Q: Who would benefit most from partnering with Family Advisory Services?
Rauh: While it’s imprecise to measure a family’s needs by the size of its wealth, this often serves as a good barometer. And what we’ve come to realize is that families with roughly $50 million of investable assets often have more complex financial lives than families with $10 million or $20 million. That complexity comes with having multiple residences, the desire to provide more comprehensive accounting and reporting services for the extended family, business partnerships and ownership structures. So, for families within that $50 million to $300 million range, we serve as their multifamily office.

Q: How substantial is the market for this kind of service?
Rauh: According to our research, the number of U.S. households with at least $50 million of investable assets has more than tripled over the last decade. It’s grown from 4,000 households in 1998 to more than 14,000 in 2008. Additionally, we found heavy concentrations of these wealthy families in markets where Northern Trust already is located, including areas in or around New York City, southwest Connecticut, San Francisco, Los Angeles, Chicago, Boston, southeast Florida and Dallas. We have strong representation in these particular markets, which now are home to more than a third of those households with $50 million of investable assets.

Regan: Also, other data we’ve seen shows that the primary focus of families of scale revolves around their investment solutions strategies. So we think that providing family advisory services really plays into one of our strengths, which is having a full, open-architecture investment platform.

Q: What specific services are available to Family Advisory Services clients?
Rauh: Our comprehensive family advisory services fall into four main categories. The first is our investment advisory services, which are designed to protect and grow a family’s wealth. The second is asset servicing and technology, which tracks their wealth. Third, our strategic planning services will help to protect and transfer wealth during their lifetime or upon their death. And, fourth, our family services will address lifestyle management, concierge and personal services for families.

Q: Because a multifamily office serves several clients, how does Northern Trust make sure that each family’s individual needs are taken care of?
Rauh: First, we surround them with five or six dedicated Northern Trust team members, one of whom will serve as the family’s primary point of contact. The others will be people who specialize in the certain areas required for that family.

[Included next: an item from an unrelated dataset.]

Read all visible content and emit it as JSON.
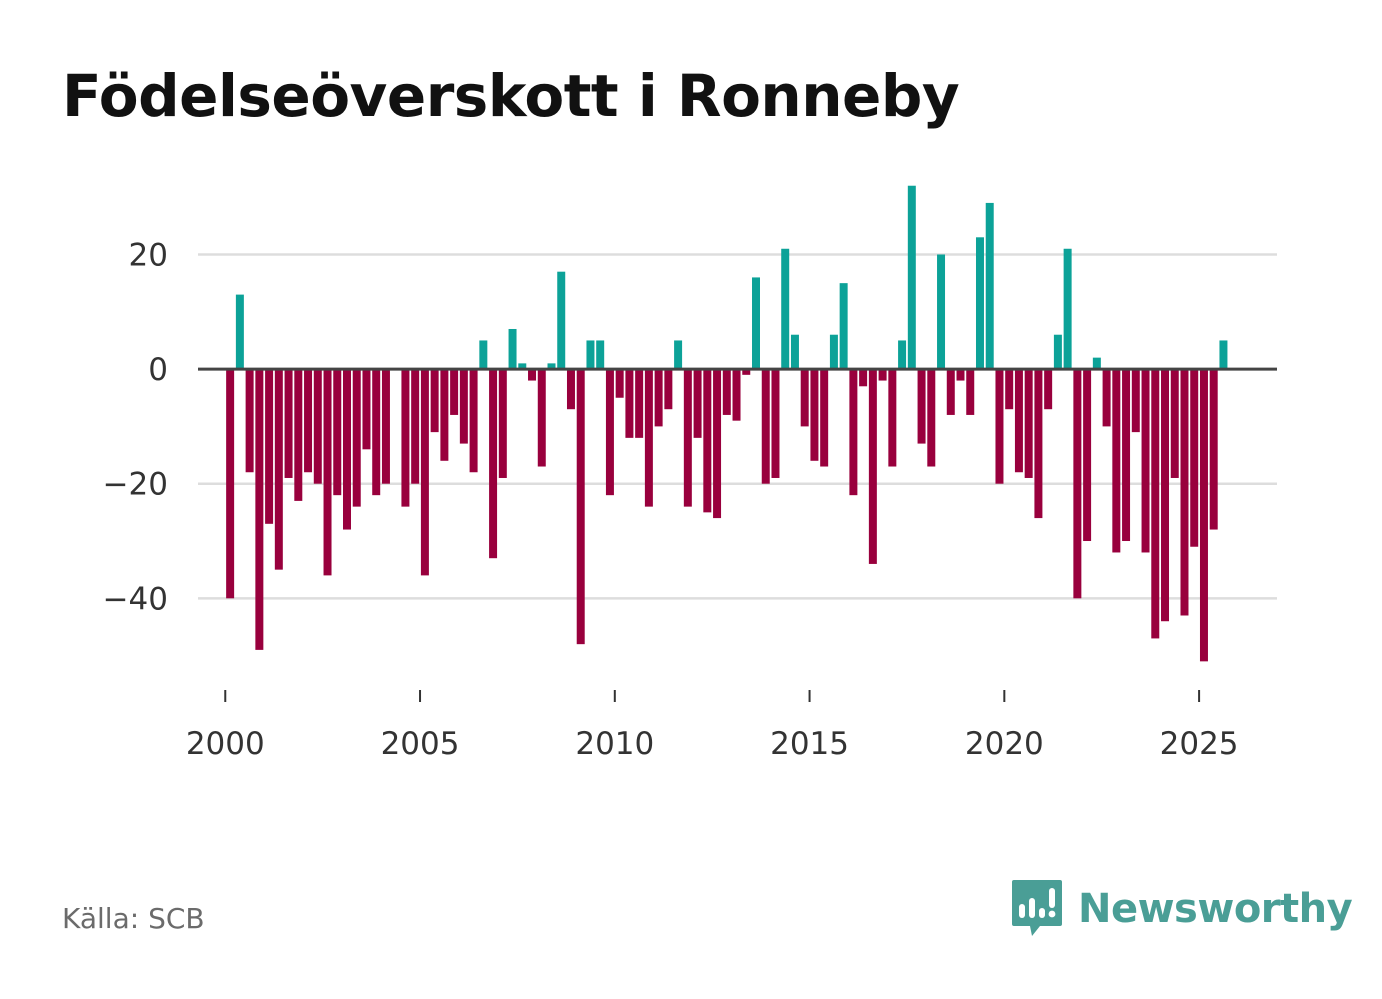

Regan: Once we partner with a family, we provide a roadmap tailored to their specific needs and interests that spells out the services they can expect from us over the next 12 months. We map out a strategic wealth plan for that family annually to make sure we’re regularly hitting topics of interest, such as taxes, philanthropic planning, education, financial planning and more. This way, they can see on the first day of the year what the next 365 days will look like with us as their partner. We take a holistic approach to wealth management, making sure all of the pieces of their financial picture fit together to support the family’s goals.

Douglas P. Regan Douglas P. Regan is president of Northern Trust’s Wealth Management Group. Doug has served in several capacities since joining the bank in 1985, most recently as chairman and chief executive for the southeast region, responsible for 25 offices in Florida and Atlanta. He has taught at the National Trust School at Northwestern University and at the University of Notre Dame’s Graduate School of Business Administration. Doug currently serves on the board of The Old Town School in Chicago. He earned a bachelor’s degree from Notre Dame and a law degree from the Chicago Kent College of Law.